Rapid generation and characterization of switches responsive to novel molecular inputs
Researchers: Arwen Brown, Joe Liang, Andy Chang
We are developing methods to rapidly generate and characterize new molecular switches in a high-throughput manner. The sensor domains of the molecular switches are aptamers or nucleic acid molecules able to bind ligands with high specificity and affinity. In vitro and in vivo methods are being developed to rapidly select for new sensor domains within the switch platform.

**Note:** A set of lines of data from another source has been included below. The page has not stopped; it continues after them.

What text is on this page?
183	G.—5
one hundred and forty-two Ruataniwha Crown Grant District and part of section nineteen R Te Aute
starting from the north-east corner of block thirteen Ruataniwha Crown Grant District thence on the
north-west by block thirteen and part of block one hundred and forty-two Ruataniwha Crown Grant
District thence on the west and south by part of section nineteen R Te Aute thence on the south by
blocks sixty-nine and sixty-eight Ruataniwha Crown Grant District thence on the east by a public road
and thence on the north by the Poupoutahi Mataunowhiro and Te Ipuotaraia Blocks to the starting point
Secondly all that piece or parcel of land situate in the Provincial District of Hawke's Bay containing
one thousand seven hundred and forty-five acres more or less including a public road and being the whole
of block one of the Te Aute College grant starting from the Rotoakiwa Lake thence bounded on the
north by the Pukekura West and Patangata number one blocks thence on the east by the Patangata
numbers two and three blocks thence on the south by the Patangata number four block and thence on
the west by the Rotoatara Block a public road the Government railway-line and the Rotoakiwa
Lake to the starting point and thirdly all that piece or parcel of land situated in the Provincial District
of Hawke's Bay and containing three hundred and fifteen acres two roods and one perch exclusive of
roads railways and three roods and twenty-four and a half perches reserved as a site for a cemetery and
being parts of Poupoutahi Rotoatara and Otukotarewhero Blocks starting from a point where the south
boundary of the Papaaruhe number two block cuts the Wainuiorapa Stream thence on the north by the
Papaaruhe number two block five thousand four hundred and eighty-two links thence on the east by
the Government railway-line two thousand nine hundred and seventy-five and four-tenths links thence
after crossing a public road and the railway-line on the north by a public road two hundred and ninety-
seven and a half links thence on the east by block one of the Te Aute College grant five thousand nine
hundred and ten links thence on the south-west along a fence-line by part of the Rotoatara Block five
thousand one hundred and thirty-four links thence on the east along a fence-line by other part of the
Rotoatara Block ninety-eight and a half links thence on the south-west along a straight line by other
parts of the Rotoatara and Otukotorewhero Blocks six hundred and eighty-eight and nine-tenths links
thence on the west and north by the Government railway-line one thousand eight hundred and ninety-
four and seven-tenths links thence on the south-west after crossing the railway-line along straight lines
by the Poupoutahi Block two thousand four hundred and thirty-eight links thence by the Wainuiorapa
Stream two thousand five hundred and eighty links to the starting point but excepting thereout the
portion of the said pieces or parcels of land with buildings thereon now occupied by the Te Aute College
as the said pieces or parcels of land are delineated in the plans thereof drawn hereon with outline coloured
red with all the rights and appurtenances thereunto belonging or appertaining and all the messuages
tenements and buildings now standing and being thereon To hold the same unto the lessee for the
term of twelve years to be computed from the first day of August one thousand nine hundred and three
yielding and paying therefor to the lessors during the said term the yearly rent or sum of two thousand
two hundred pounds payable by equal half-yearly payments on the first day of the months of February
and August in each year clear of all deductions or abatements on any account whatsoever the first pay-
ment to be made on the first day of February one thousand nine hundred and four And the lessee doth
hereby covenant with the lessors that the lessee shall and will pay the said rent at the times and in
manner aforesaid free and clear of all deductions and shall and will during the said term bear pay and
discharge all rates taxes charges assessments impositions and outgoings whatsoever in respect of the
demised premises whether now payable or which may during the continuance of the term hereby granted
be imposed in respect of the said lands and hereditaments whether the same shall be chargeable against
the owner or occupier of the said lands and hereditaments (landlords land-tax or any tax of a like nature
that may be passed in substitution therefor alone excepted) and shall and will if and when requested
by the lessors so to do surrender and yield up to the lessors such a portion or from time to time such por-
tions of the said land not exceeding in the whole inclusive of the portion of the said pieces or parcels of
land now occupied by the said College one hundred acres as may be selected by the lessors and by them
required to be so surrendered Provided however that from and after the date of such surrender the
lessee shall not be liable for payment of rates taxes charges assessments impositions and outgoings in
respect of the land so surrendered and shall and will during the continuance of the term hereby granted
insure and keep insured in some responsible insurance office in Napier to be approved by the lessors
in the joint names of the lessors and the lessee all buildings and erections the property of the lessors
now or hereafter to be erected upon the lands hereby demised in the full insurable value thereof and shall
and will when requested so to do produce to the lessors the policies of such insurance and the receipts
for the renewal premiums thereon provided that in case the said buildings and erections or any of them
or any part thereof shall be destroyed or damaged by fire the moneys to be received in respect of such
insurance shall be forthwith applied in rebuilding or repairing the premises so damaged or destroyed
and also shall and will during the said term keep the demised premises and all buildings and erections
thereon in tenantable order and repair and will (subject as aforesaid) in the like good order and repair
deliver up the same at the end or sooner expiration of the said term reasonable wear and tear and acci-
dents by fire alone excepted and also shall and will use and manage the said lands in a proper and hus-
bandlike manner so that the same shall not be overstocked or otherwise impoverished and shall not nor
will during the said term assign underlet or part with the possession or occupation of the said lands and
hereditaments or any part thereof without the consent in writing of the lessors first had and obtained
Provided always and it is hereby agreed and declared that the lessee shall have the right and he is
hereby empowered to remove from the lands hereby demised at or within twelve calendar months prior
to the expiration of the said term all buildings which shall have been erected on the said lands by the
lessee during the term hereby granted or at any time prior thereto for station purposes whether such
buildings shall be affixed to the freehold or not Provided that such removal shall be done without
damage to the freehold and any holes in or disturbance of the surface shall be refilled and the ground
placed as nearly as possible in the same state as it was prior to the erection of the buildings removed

In vitro methods focus on the development of novel capillary electrophoresis (CE)-based methods for selecting small molecule- and protein-responsive switches. CE-based methods are extremely effective at partitioning bound from unbound species, enabling selection of novel sensor domains in fewer cycles and with greater control over binding properties, such as equilibrium binding and kinetic rate constants, than commonly employed affinity-based techniques. In addition, by selecting sensor domains within the switch platform (and therefore selecting indirectly for activity through conformational changes) small molecule sensor domains will be generated with this technique. In vivo methods are focused on the development of bacterial and yeast library screening systems. In these systems functional sensor domains are generated by assessing the activity of a switch indirectly through its ability to regulate the expression of a fluorescent protein in the presence and absence of the desired ligand molecule. This is a generalizable screening system, as many of the engineered switch platforms are transferable between bacteria, yeast, and mammalian cells and the sensor domains within these platforms are modular and swappable between platforms. Furthermore, small molecule and protein-responsive switches, as well as switches responsive to post-translational modification states and transcript levels, will be rapidly generated through the in vivo screening strategies. Finally, high-throughput surface plasmon resonance-based methods have been developed to precisely and robustly characterize the equilibrium and kinetic binding properties of these sensor domains either as aptamers or directly as switches.